I've heard disease kill bees?
Yes. Bee diseases are unfortunately a common properly but can be managed with the right treatment and care. The varoaa mite, for example is a destructive mite that only reproduces and thrives in a honey bee colony. It attaches to the body of the bee and weakens the bee by sucking fat bodies and can cause the deformed wing virus. A large mite infestation will lead to the death of a honey bee colony. By treating the bees properly, we can help keep this mite under control so the bees can thrive. Bees are also at risk from other diseases which we help manage to keep the bees healthy. In many unmanaged colonies, the bees will often die from these diseases.
Are pesticides and chemicals a problem for bees?
Yes. We have an agreement with the farmers we work with that they never spray the crops the bees feed on when the bees are out foraging on them.

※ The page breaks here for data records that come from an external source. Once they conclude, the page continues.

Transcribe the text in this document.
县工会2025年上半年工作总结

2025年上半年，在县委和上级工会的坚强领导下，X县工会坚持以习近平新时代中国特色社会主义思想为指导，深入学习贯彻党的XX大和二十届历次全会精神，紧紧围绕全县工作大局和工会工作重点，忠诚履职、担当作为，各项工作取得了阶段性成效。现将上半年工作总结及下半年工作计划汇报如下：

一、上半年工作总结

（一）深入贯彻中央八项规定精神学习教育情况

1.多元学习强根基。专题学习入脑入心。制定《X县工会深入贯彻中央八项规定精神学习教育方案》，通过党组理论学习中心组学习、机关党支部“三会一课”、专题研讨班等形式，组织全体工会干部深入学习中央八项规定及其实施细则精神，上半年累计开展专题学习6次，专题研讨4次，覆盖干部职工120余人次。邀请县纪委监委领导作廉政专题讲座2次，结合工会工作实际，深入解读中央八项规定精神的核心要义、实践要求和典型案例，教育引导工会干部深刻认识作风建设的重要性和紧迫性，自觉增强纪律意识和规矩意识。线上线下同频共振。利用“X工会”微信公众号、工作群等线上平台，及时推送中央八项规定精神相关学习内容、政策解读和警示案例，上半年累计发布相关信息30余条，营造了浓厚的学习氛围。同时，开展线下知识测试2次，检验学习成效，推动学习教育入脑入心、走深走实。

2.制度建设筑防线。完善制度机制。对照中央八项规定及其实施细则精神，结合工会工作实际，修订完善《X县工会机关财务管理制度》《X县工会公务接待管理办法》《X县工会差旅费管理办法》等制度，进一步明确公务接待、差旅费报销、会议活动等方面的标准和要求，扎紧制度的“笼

Of course this only tackles some of the problem but we are continuously working with farmers and the government to ban these damaging chemicals. You can help by not using any pesticides or chemicals on your garden or plants.
Do beekeepers help bees?
Yes. Without beekeepers, honey bee numbers will dwindle. By shopping local and supporting your local beekeepers you help us buy our materials, our disease treatments and support ethical, responsible beekeeping.